The first few times you'll play the game, it will feel like choices are many. And the game is obviously meant to be played multiple times (the option to skip dialogue you’ve already heard being a godsend). But the more you play it, the more restrictive it feels. The margin of error in your choices is very, very small. Level up the wrong skill during the wrong week and you might screw yourself over. You can go back and start over from a week if you’ve saved, but the cause-and-effect relationship between your choices and their consequences means that it’s hard to unravel which choices were incorrect and which ones you should have made instead. There never seems to be enough time to develop all of the skills you know you’ll need in the future.
It’s a bummer that the gameplay is so frustrating because the story is great.
The world Humdrum Games has created is full of political intrigue, rival factions, and moral and ethical quandaries. Every character has an interesting, distinct personality, and it can be difficult to choose between 2 people you like who are on the opposite sides of an issue.
The setting is also wonderful. It’s a Middle Eastern-influenced land in a genre that tends to stick to the King Arthur era of fantasy, and the art, though pretty basic, lends a lot of meaning to the story with characters’ reactions and facial expressions. The music furthers your immersion in this absorbing world. I would love to spend more time there but in another game.

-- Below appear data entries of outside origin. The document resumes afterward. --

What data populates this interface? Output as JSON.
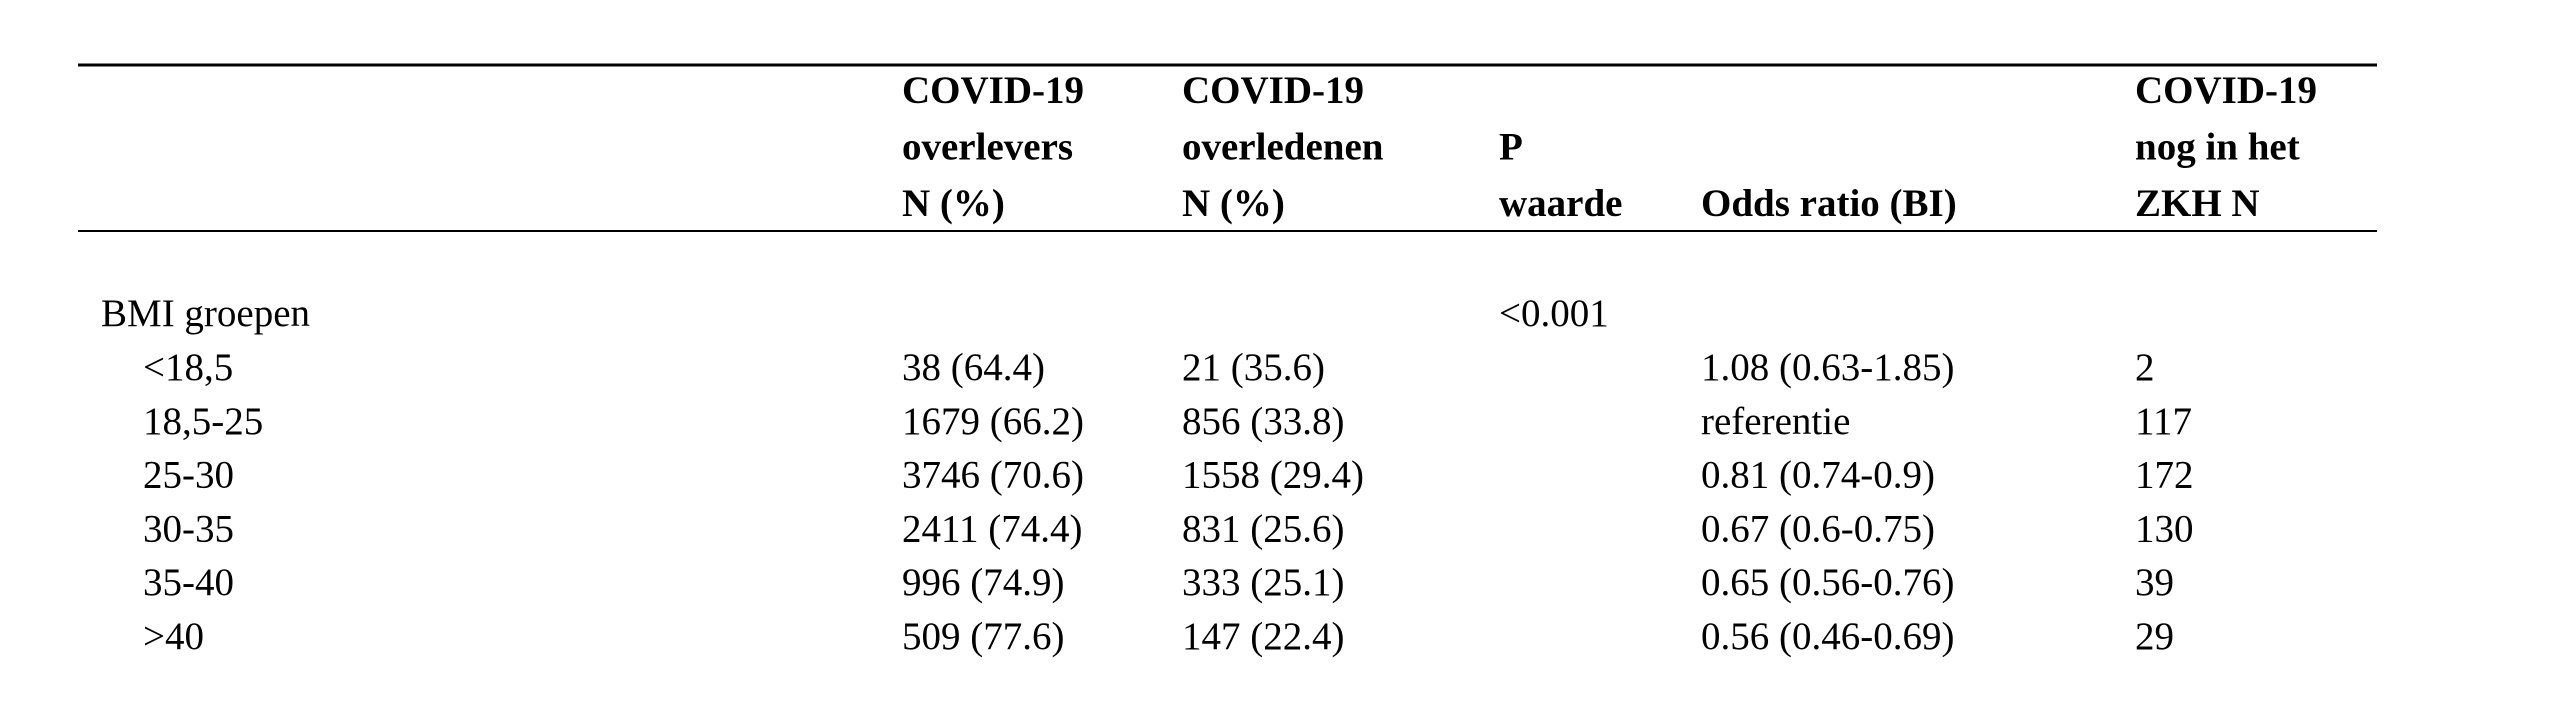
{
  "table": {
    "header": [
      {
        "lines": [
          "COVID-19",
          "overlevers",
          "N (%)"
        ]
      },
      {
        "lines": [
          "COVID-19",
          "overledenen",
          "N (%)"
        ]
      },
      {
        "lines": [
          "P",
          "waarde"
        ]
      },
      {
        "lines": [
          "Odds ratio (BI)"
        ]
      },
      {
        "lines": [
          "COVID-19",
          "nog in het",
          "ZKH N"
        ]
      }
    ],
    "group": {
      "label": "BMI groepen",
      "p_value": "<0.001"
    },
    "rows": [
      [
        "<18,5",
        "38 (64.4)",
        "21 (35.6)",
        "1.08 (0.63-1.85)",
        "2"
      ],
      [
        "18,5-25",
        "1679 (66.2)",
        "856 (33.8)",
        "referentie",
        "117"
      ],
      [
        "25-30",
        "3746 (70.6)",
        "1558 (29.4)",
        "0.81 (0.74-0.9)",
        "172"
      ],
      [
        "30-35",
        "2411 (74.4)",
        "831 (25.6)",
        "0.67 (0.6-0.75)",
        "130"
      ],
      [
        "35-40",
        "996 (74.9)",
        "333 (25.1)",
        "0.65 (0.56-0.76)",
        "39"
      ],
      [
        ">40",
        "509 (77.6)",
        "147 (22.4)",
        "0.56 (0.46-0.69)",
        "29"
      ]
    ]
  }
}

Not this one. The final straw was the number of bugs. There are times when the game freezes and won’t let you go further if you select a particular action (which is particularly annoying when you’ve narrowed down the choices and the action you want to take is the one that *won’t* end in you dying.) The developer has been pretty responsive on the Steam forums, but getting a fix in a few days is a tough pill to swallow when you’re playing a game that mostly relies on you to keep a continuous train of thought and finish it in one sitting.

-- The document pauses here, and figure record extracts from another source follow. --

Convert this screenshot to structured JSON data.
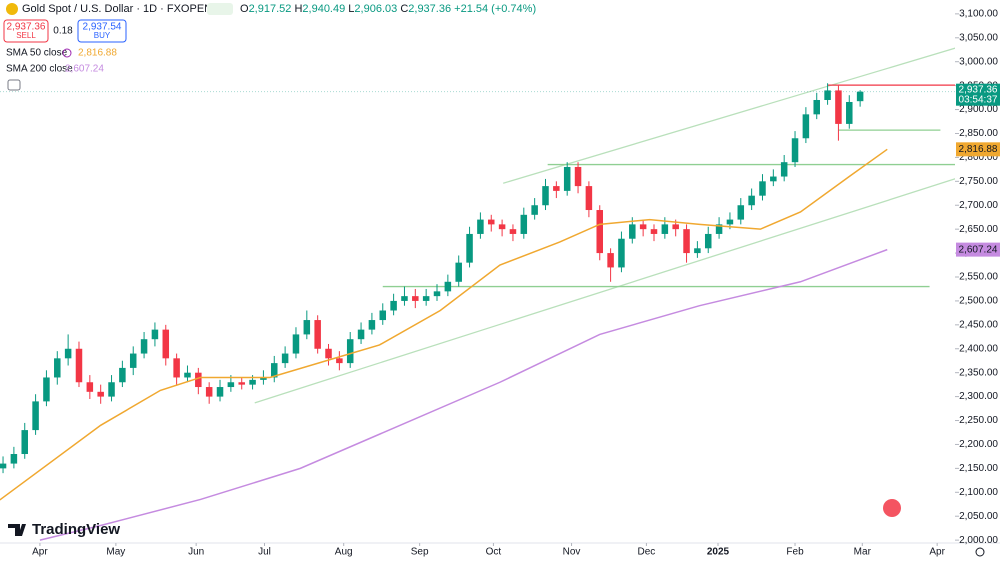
{
  "header": {
    "symbol": "Gold Spot / U.S. Dollar · 1D · FXOPEN",
    "ohlc": [
      {
        "label": "O",
        "value": "2,917.52"
      },
      {
        "label": "H",
        "value": "2,940.49"
      },
      {
        "label": "L",
        "value": "2,906.03"
      },
      {
        "label": "C",
        "value": "2,937.36"
      }
    ],
    "change": "+21.54 (+0.74%)",
    "sell_price": "2,937.36",
    "sell": "SELL",
    "spread": "0.18",
    "buy_price": "2,937.54",
    "buy": "BUY",
    "indicators": [
      {
        "name": "SMA 50 close",
        "value": "2,816.88"
      },
      {
        "name": "SMA 200 close",
        "value": "2,607.24"
      }
    ],
    "logo": "TradingView"
  },
  "chart_data": {
    "type": "candlestick",
    "up_color": "#089981",
    "down_color": "#f23645",
    "xlim": [
      -0.28,
      87.8
    ],
    "xticks": [
      {
        "value": 3.4,
        "label": "Apr"
      },
      {
        "value": 10.4,
        "label": "May"
      },
      {
        "value": 17.8,
        "label": "Jun"
      },
      {
        "value": 24.1,
        "label": "Jul"
      },
      {
        "value": 31.4,
        "label": "Aug"
      },
      {
        "value": 38.4,
        "label": "Sep"
      },
      {
        "value": 45.2,
        "label": "Oct"
      },
      {
        "value": 52.4,
        "label": "Nov"
      },
      {
        "value": 59.3,
        "label": "Dec"
      },
      {
        "value": 65.9,
        "label": "2025"
      },
      {
        "value": 73.0,
        "label": "Feb"
      },
      {
        "value": 79.2,
        "label": "Mar"
      },
      {
        "value": 86.1,
        "label": "Apr"
      }
    ],
    "ylim": [
      1994,
      3129
    ],
    "yticks": [
      {
        "value": 2000,
        "label": "2,000.00"
      },
      {
        "value": 2050,
        "label": "2,050.00"
      },
      {
        "value": 2100,
        "label": "2,100.00"
      },
      {
        "value": 2150,
        "label": "2,150.00"
      },
      {
        "value": 2200,
        "label": "2,200.00"
      },
      {
        "value": 2250,
        "label": "2,250.00"
      },
      {
        "value": 2300,
        "label": "2,300.00"
      },
      {
        "value": 2350,
        "label": "2,350.00"
      },
      {
        "value": 2400,
        "label": "2,400.00"
      },
      {
        "value": 2450,
        "label": "2,450.00"
      },
      {
        "value": 2500,
        "label": "2,500.00"
      },
      {
        "value": 2550,
        "label": "2,550.00"
      },
      {
        "value": 2600,
        "label": "2,600.00"
      },
      {
        "value": 2650,
        "label": "2,650.00"
      },
      {
        "value": 2700,
        "label": "2,700.00"
      },
      {
        "value": 2750,
        "label": "2,750.00"
      },
      {
        "value": 2800,
        "label": "2,800.00"
      },
      {
        "value": 2850,
        "label": "2,850.00"
      },
      {
        "value": 2900,
        "label": "2,900.00"
      },
      {
        "value": 2950,
        "label": "2,950.00"
      },
      {
        "value": 3000,
        "label": "3,000.00"
      },
      {
        "value": 3050,
        "label": "3,050.00"
      },
      {
        "value": 3100,
        "label": "3,100.00"
      }
    ],
    "open": [
      2150,
      2160,
      2180,
      2230,
      2290,
      2340,
      2380,
      2400,
      2330,
      2310,
      2300,
      2330,
      2360,
      2390,
      2420,
      2440,
      2380,
      2340,
      2350,
      2320,
      2300,
      2320,
      2330,
      2325,
      2335,
      2340,
      2370,
      2390,
      2430,
      2460,
      2400,
      2380,
      2370,
      2420,
      2440,
      2460,
      2480,
      2500,
      2510,
      2500,
      2510,
      2520,
      2540,
      2580,
      2640,
      2670,
      2660,
      2650,
      2640,
      2680,
      2700,
      2740,
      2730,
      2780,
      2740,
      2690,
      2600,
      2570,
      2630,
      2660,
      2650,
      2640,
      2660,
      2650,
      2600,
      2610,
      2640,
      2660,
      2670,
      2700,
      2720,
      2750,
      2760,
      2790,
      2840,
      2890,
      2920,
      2940,
      2870,
      2917.52
    ],
    "high": [
      2175,
      2195,
      2245,
      2305,
      2355,
      2395,
      2430,
      2415,
      2345,
      2325,
      2345,
      2375,
      2405,
      2435,
      2455,
      2450,
      2390,
      2365,
      2360,
      2330,
      2335,
      2345,
      2340,
      2345,
      2355,
      2385,
      2405,
      2445,
      2480,
      2470,
      2410,
      2395,
      2435,
      2455,
      2475,
      2495,
      2515,
      2530,
      2525,
      2525,
      2535,
      2555,
      2595,
      2655,
      2685,
      2680,
      2670,
      2660,
      2695,
      2715,
      2755,
      2750,
      2790,
      2790,
      2750,
      2700,
      2610,
      2645,
      2675,
      2670,
      2660,
      2675,
      2670,
      2660,
      2625,
      2655,
      2675,
      2685,
      2715,
      2735,
      2765,
      2775,
      2805,
      2855,
      2905,
      2935,
      2955,
      2950,
      2930,
      2940.49
    ],
    "low": [
      2140,
      2150,
      2170,
      2220,
      2280,
      2325,
      2365,
      2320,
      2295,
      2285,
      2290,
      2320,
      2345,
      2380,
      2405,
      2365,
      2325,
      2330,
      2305,
      2285,
      2290,
      2310,
      2315,
      2315,
      2325,
      2330,
      2360,
      2380,
      2420,
      2390,
      2365,
      2355,
      2360,
      2410,
      2430,
      2450,
      2470,
      2490,
      2485,
      2490,
      2500,
      2510,
      2530,
      2570,
      2630,
      2645,
      2635,
      2625,
      2630,
      2670,
      2690,
      2715,
      2720,
      2725,
      2675,
      2585,
      2540,
      2560,
      2620,
      2635,
      2625,
      2630,
      2635,
      2580,
      2590,
      2600,
      2630,
      2650,
      2660,
      2690,
      2710,
      2740,
      2750,
      2780,
      2830,
      2880,
      2910,
      2835,
      2860,
      2906.03
    ],
    "close": [
      2160,
      2180,
      2230,
      2290,
      2340,
      2380,
      2400,
      2330,
      2310,
      2300,
      2330,
      2360,
      2390,
      2420,
      2440,
      2380,
      2340,
      2350,
      2320,
      2300,
      2320,
      2330,
      2325,
      2335,
      2340,
      2370,
      2390,
      2430,
      2460,
      2400,
      2380,
      2370,
      2420,
      2440,
      2460,
      2480,
      2500,
      2510,
      2500,
      2510,
      2520,
      2540,
      2580,
      2640,
      2670,
      2660,
      2650,
      2640,
      2680,
      2700,
      2740,
      2730,
      2780,
      2740,
      2690,
      2600,
      2570,
      2630,
      2660,
      2650,
      2640,
      2660,
      2650,
      2600,
      2610,
      2640,
      2660,
      2670,
      2700,
      2720,
      2750,
      2760,
      2790,
      2840,
      2890,
      2920,
      2940,
      2870,
      2915.82,
      2937.36
    ],
    "series": [
      {
        "name": "SMA 50 close",
        "color": "#f0a830",
        "x": [
          -0.3,
          9,
          14.5,
          18.2,
          22,
          24.6,
          30.1,
          34.7,
          40.3,
          45.8,
          51.3,
          55,
          59.6,
          64.2,
          69.8,
          73.5,
          78,
          81.5
        ],
        "values": [
          2084,
          2240,
          2313,
          2340,
          2340,
          2340,
          2377,
          2408,
          2480,
          2575,
          2623,
          2660,
          2670,
          2660,
          2650,
          2686,
          2760,
          2816.88
        ]
      },
      {
        "name": "SMA 200 close",
        "color": "#c58be0",
        "x": [
          3.4,
          8.9,
          18.2,
          27.4,
          36.6,
          45.8,
          55,
          64.2,
          73.5,
          81.5
        ],
        "values": [
          2000,
          2030,
          2085,
          2150,
          2240,
          2330,
          2430,
          2490,
          2540,
          2607.24
        ]
      }
    ],
    "drawings": [
      {
        "x": [
          46.1,
          88.0
        ],
        "y": [
          2746,
          3030
        ],
        "color": "#b9e0bb"
      },
      {
        "x": [
          23.2,
          88.0
        ],
        "y": [
          2287,
          2757
        ],
        "color": "#b9e0bb"
      },
      {
        "x": [
          50.2,
          88.0
        ],
        "y": [
          2785,
          2785
        ],
        "color": "#8fcf92"
      },
      {
        "x": [
          35.0,
          85.4
        ],
        "y": [
          2530,
          2530
        ],
        "color": "#8fcf92"
      },
      {
        "x": [
          77.0,
          86.4
        ],
        "y": [
          2857,
          2857
        ],
        "color": "#8fcf92"
      },
      {
        "x": [
          76.0,
          88.0
        ],
        "y": [
          2951,
          2951
        ],
        "color": "#f23645"
      }
    ],
    "price_label": {
      "value": "2,937.36",
      "countdown": "03:54:37",
      "color": "#089981"
    },
    "indicator_labels": [
      {
        "value": "2,816.88",
        "color": "#f0a830"
      },
      {
        "value": "2,607.24",
        "color": "#c58be0"
      }
    ]
  }
}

The other unfortunate issue with the game is that the ending don’t always make sense. When you die, you get to find out what happens to the empire you’ve been leading and the other nations you’ve been dealing with. But the endings are clearly limited, and they don’t account for every set of actions you might have taken. Sometimes characters who died during your playthrough are shown taking over the empire, or enemies that have already conquered areas of the world are said to have conquered those areas again. In a game that usually pays very close attention to its story, those oversights are substantial. The endings are supposed to be your consolation prize for the fact that you’re going to be killed so often, so for them to not make sense ruins some of the fun of the game.
The Verdict
I want to recommend Maraiyum: Rise of the Setting Sun; I do. I was utterly charmed by the writing and the storytelling. And maybe in a few weeks, I’ll be able to go back and try it again with a clear head, and all the gameplay puzzles I’m stuck on at the moment will make perfect sense. But right now, I’m burned out on it. It is too repetitive, too frustrating, and too obtuse for me to tell you, go ahead and buy it.